Coling 2008Manchester, 18-22 August, 2008The 22nd International Conference on Computational Linguistics |
In this tutorial, we will present an overview of Regulus, an Open Source toolkit for building grammar-based speech-enabled systems, that is explicitly designed to address these issues. Regulus sits on top of the Nuance platform, and provides tools which support compilation of linguistically motivated feature grammars into Nuance-compatible speech recognisers. Small feature grammars can be written by hand. More substantial grammars are usually based on existing Regulus resource grammars, which can be automatically specialised into efficient domain-specific phrasal grammars using Regulus tools. The specialisation is driven by domain corpora, which initially can be as small as 50 to 100 examples; as corpus data accumulates, coverage of the domain-specific grammar improves. The same data can also be fed into underlying Nuance utilities to perform statistical tuning of the generated recogniser. The toolkit also includes other compilers, which can be used to transform Regulus grammars into normal parsers and generators.
Regulus provides a integrated development environment which allows development of grammars and grammar-based applications in both text and speech mode. Normal working practise is that the developer will first debug her grammars and other rule-sets in text mode. At any point, she can compile the grammar into a recogniser, and test the resulting live speech system without leaving the development environment. This ability to switch seamlessly between text and speech views of the system greatly simplifies the development cycle.
The development environment contains extensive support both for spoken dialogue applications, based on a version of information state update semantics, and also for interlingua-centered speech translation. It also contains tools for constructing embedded help systems, driven by back-up statistical recognisers, which give users active feedback on the grammar's limitations, and lead them into its coverage. Evaluations we have carried out show that grammar-based applications equipped with help facilities of this kind are generally perceived as user-friendly and easy to learn.
The tutorial will cover enough ground that attendees should then be able to download material from the Regulus website and use it to build simple speech recognisers, spoken dialogue systems and speech translators. Regulus makes it easy to build toy systems, and is thus very suitable for teaching purposes; we have already used it as the core technology for courses at UC Santa Cruz and Geneva University. It is also appropriate for serious language engineering, and has been used to construct substantial speech-enabled applications. These include NASA's Clarissa, which has been tested on the International Space Station, and Geneva University's MedSLT, a multi-lingual speech translator for doctor-patient examination dialogues.

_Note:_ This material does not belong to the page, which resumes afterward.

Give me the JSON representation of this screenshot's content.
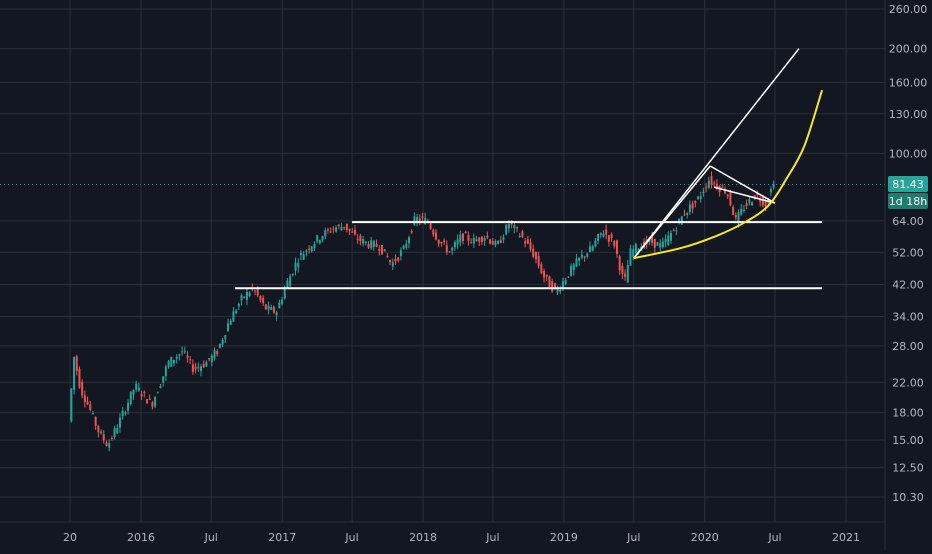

Regulus is described in detail in our book Putting Linguistics into Speech Recognition (CSLI Press, 2006) which received positive reviews from Computational Linguistics and the Journal of Natural Language Engineering.
Approximately two thirds of the tutorial consists of material covered in the book; the other third presents new work.
Beth Ann Hockey
UCSC UARC Mail Stop 19-26 NASA Ames Research Center Moffet Field CA 94035, USA Email: bahockey at ucsc.edu |
Manny Rayner
TIM/ISSCO, University of Geneva 40 bvd du Pont-d'Arve CH-1211 Geneva 4 Switzerland Email: Emmanuel.Rayner at issco.unige.ch |
Dr. Manny Rayner has been the lead developer on the Regulus project since its inception, and has held senior positions at SRI International, NASA Ames Research Center, and several speech and language startups. He has worked actively on numerous areas of speech and language technology, including language modelling, speech translation, spoken dialogue systems, machine learning, grammar engineering, logic programming and construction of development environments for speech and language systems. He has over 100 refereed publications, including books on the Spoken Language Translator and Regulus systems.